Ramona Bell’s 18 year old son, Melvin, is severely autistic.
“He does not talk, he needs assistance nearly every minute of the day. He’s not aware of risks. He’s also a pica, so he eats things that are not supposed to be eaten.”
Ramona is a jewelry maker, an artist, a gold smith, who lives in Ballard with her family, but she had to give up her work to become a full time caregiver to her son.
“It’s, of course, huge love, it’s feeling trapped. I’m a person who loves to travel and do things and having to be in the house all the time is pretty much punishment for me.”
She gets up two to six times a night with her son, sometimes having to change his bed sheets twice a night. She’s exhausted and has forgotten what it’s like to socialize.
“I don’t want to be defined through my child. I want to be me and I want him to be him. But that’s hard. If you’re a caregiver, you are defined through your kid because this is your job. It was not my decision to become a caregiver.”
In 2009, Seattle poet and UW professor Heather McHugh was awarded the prestigious MacArthur Foundation “Genius Grant.”
“I’ve written since I was four years old. I’ve always written poems,” Heather told me.
It’s a $500,000 prize that Heather could use however she pleased. She chose to start a non-profit called Caregifted, giving all-expense-paid, week-long trips to caregivers who desperately need a break. Ramona spent a week in Victoria; her first solo trip in 15 years.
“It was such a nice thing to just brew my coffee in the morning and go back to bed and read for a few hours,” Ramona said. “Stick some face mask [on] my face and look terrible for half of the day. Or I would go for long walks and be by myself. It was the start of a healing process.”
Heather was inspired by her godson and his wife, who instantly became caregivers when their baby was born with Microcephaly.
“I saw what happened to their lives, overnight” Heather said. “He had to walk from this plum executive chef job, nor can she have a job because she’s going to therapy with this baby every day. They were walloped with a $13,000 annual insurance bill.”
Heather selected three beautiful lodges in the Napa Valley, Vancouver Island and an island off of Maine, and she accompanies the caregivers on a weeklong getaway.
“We try as best we can to match what it is people would dream of doing,” said Heather. “If they want to go to Nascar races, I’ll take them to Nascar races. If they want to go to museums, I’ll take them to museums. If they want to sleep all the time, they can do that. They don’t need to be hovered over. Some want conversation, some don’t. So they get to be caregivees, for a change.”
Heather says on day four, all of the caregivers start to feel inspired again, more like their old selves.
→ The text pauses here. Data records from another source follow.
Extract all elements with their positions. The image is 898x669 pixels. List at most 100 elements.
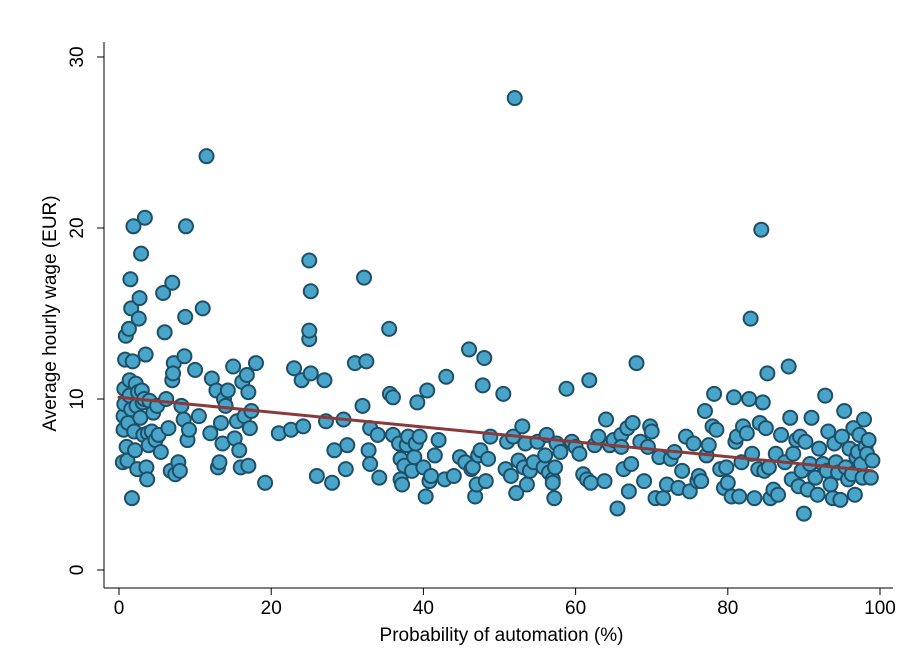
data-point xyxy=(152,444,169,461)
data-point xyxy=(797,433,814,450)
data-point xyxy=(862,469,879,486)
data-point xyxy=(165,365,182,382)
x-axis-title: Probability of automation (%) xyxy=(380,625,624,646)
data-point xyxy=(337,461,354,478)
data-point xyxy=(133,245,150,262)
data-point xyxy=(474,377,491,394)
data-point xyxy=(241,420,258,437)
data-point xyxy=(137,346,154,363)
data-point xyxy=(518,476,535,493)
data-point xyxy=(860,432,877,449)
data-point xyxy=(302,283,319,300)
data-point xyxy=(430,432,447,449)
data-point xyxy=(773,426,790,443)
data-point xyxy=(358,353,375,370)
data-point xyxy=(219,382,236,399)
data-point xyxy=(753,221,770,238)
data-point xyxy=(202,425,219,442)
data-point xyxy=(308,467,325,484)
data-point xyxy=(742,310,759,327)
data-point xyxy=(480,450,497,467)
data-point xyxy=(655,490,672,507)
data-point xyxy=(409,394,426,411)
data-point xyxy=(301,322,318,339)
data-point xyxy=(620,483,637,500)
data-point xyxy=(194,300,211,317)
data-point xyxy=(744,445,761,462)
data-point xyxy=(741,391,758,407)
data-point xyxy=(807,469,824,486)
data-point xyxy=(164,274,181,291)
data-point xyxy=(623,455,640,472)
data-point xyxy=(639,438,656,455)
x-tick-label: 0 xyxy=(114,598,125,619)
y-tick-label: 0 xyxy=(67,565,88,576)
data-points xyxy=(114,90,881,522)
data-point xyxy=(693,473,710,490)
data-point xyxy=(155,284,172,301)
data-point xyxy=(286,360,303,377)
data-point xyxy=(624,414,641,431)
data-point xyxy=(832,491,849,508)
y-tick-label: 20 xyxy=(67,217,88,238)
data-point xyxy=(125,218,142,235)
axes xyxy=(103,42,893,589)
data-point xyxy=(190,408,207,425)
data-point xyxy=(176,348,193,365)
data-point xyxy=(177,308,194,325)
data-point xyxy=(240,457,257,474)
data-point xyxy=(795,505,812,522)
data-point xyxy=(156,324,173,341)
data-point xyxy=(124,353,141,370)
x-tick-label: 60 xyxy=(565,598,586,619)
data-point xyxy=(302,365,319,382)
data-point xyxy=(339,437,356,454)
data-point xyxy=(356,269,373,286)
data-point xyxy=(552,444,569,461)
data-point xyxy=(770,486,787,503)
x-tick-label: 100 xyxy=(864,598,896,619)
data-point xyxy=(571,445,588,462)
data-point xyxy=(537,447,554,464)
data-point xyxy=(508,485,525,502)
data-point xyxy=(706,385,723,402)
data-point xyxy=(757,420,774,437)
data-point xyxy=(581,372,598,389)
data-point xyxy=(643,423,660,440)
data-point xyxy=(495,385,512,402)
data-point xyxy=(546,490,563,507)
data-point xyxy=(438,368,455,385)
data-point xyxy=(609,500,626,517)
data-point xyxy=(718,459,735,476)
data-point xyxy=(177,218,194,235)
data-point xyxy=(240,384,257,401)
data-point xyxy=(856,411,873,428)
data-point xyxy=(419,382,436,399)
data-point xyxy=(547,459,564,476)
data-point xyxy=(544,474,561,491)
data-point xyxy=(809,486,826,503)
data-point xyxy=(160,420,177,437)
data-point xyxy=(173,397,190,414)
data-point xyxy=(836,402,853,419)
data-point xyxy=(780,358,797,375)
data-point xyxy=(636,473,653,490)
data-point xyxy=(738,425,755,442)
data-point xyxy=(846,486,863,503)
data-point xyxy=(301,252,318,269)
data-point xyxy=(628,355,645,372)
data-point xyxy=(759,365,776,382)
data-point xyxy=(598,411,615,428)
data-point xyxy=(139,471,156,488)
data-point xyxy=(123,490,140,507)
data-point xyxy=(674,462,691,479)
data-point xyxy=(502,467,519,484)
x-axis-ticks: 0 20 40 60 80 100 xyxy=(114,588,896,619)
data-point xyxy=(514,418,531,435)
data-point xyxy=(817,387,834,404)
data-point xyxy=(746,490,763,507)
data-point xyxy=(187,361,204,378)
data-point xyxy=(731,488,748,505)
“It gave me that very, very important break to come back to myself,” said Ramona. “To find out about myself that I’m not only a functioning machine, that I’m actually a person, a woman, an artist. To feel like someone who is not only cleaning, which was the most part of my life.”
Melvin is now doing a short-term stay at Fircrest Residential Habilitation Center in Shoreline and Ramona is adjusting to sleeping through the night, and she’s making jewelry again. She misses her son, even though she knows that Fircrest is good for them both.
“For us, Melvin is a great teacher about life. Melvin has taught us that life is not only about being successful, it’s really about finding happiness. He’s absolutely a happy person. He’s laughing a lot. Out of the blue he has happiness attacks. He likes to be hugged and to cuddle. He’s a very, very cute person.”